Member of the Legislative Assembly of Alberta for Olds
- In office 1940–1950
- Preceded by: Herbert Ash
- Succeeded by: Frederick Niddrie

Personal details
- Born: December 9, 1888 Woodstock, Ontario
- Died: August 5, 1950 (aged 61) Olds, Alberta
- Party: Social Credit

= Norman E. Cook =

Canadian politician

Norman E. Cook (December 9, 1888 – August 5, 1950) was a provincial level politician from Alberta, Canada. He served as a member of the Legislative Assembly of Alberta from 1940 until his death in 1950. He served in the governing Social Credit caucus during his time in the Legislature representing the electoral district of Olds.

==Political career==
Cook first ran for a seat in the Alberta Legislature in the 1926 Alberta general election. He contested the Olds provincial electoral district as a Liberal candidate. He was handily defeated finishing a distant second to Incumbent United Farmers of Alberta MLA Nelson Smith.
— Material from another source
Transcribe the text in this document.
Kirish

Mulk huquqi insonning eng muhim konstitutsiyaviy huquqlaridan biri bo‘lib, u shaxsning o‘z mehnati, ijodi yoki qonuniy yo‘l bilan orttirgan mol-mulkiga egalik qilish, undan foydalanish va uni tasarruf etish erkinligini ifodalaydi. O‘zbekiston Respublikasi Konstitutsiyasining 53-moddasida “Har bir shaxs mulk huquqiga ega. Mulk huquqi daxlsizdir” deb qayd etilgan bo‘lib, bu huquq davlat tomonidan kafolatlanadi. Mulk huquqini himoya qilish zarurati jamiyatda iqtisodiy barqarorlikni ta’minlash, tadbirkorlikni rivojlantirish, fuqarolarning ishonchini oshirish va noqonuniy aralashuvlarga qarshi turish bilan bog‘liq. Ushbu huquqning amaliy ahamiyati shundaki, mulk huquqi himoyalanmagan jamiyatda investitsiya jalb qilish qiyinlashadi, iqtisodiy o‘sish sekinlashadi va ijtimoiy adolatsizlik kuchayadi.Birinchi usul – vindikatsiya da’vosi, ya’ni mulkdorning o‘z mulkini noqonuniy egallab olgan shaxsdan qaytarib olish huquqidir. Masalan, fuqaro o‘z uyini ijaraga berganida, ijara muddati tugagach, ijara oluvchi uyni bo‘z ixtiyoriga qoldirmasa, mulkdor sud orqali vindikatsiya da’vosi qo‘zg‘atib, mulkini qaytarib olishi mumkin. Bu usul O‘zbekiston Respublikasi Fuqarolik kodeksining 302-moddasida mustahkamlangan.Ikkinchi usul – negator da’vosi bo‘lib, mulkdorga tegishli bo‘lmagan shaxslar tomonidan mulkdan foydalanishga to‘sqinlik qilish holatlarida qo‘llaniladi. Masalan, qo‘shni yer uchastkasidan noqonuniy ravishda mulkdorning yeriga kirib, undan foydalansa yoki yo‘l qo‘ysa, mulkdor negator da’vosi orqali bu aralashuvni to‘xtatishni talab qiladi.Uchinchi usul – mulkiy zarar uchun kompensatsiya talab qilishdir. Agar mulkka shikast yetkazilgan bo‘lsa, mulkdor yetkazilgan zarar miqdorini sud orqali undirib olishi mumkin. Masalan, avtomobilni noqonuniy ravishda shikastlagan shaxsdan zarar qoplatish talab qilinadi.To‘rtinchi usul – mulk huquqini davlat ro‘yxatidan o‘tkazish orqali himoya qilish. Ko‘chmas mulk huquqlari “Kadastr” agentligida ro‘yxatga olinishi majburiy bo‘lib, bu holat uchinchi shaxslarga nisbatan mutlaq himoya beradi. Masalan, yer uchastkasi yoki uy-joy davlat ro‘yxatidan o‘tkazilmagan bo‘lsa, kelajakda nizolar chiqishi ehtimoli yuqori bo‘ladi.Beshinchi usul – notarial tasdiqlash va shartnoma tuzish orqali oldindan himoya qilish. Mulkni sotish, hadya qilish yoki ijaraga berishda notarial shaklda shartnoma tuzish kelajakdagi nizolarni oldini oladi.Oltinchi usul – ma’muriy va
Cook ran for Social Credit nomination for Olds in the 1935 Alberta general election but lost to Herbert Ash who would end up becoming the new MLA. Just prior to the 1940 Alberta general election, Ash was removed from the Social Credit caucus and Cook was picked as the new candidate by the Social Credit Advisory Board.

Ash decided to run anyway under the Independent Social Credit banner. The race was joined by Independent candidate Frank Grisdale, the former Minister of Agriculture whom Ash defeated in 1935. On election night, Grisdale was leading Cook by 110 votes on the first count, while Ash was trailing a distant third. Grisdale did not gain a 50% majority, and was defeated by less than 100 votes after Ash second choice preferences were cast.

Cook ran for his second term in office in the 1944 Alberta general election. Despite running against two other candidates, he swept the district with nearly 67% of the popular vote. Cook continued to gain in popularity, winning a super majority of 74% in his re-election bid for the 1948 Alberta general election.

Cook died in 1950, causing his position to become vacant.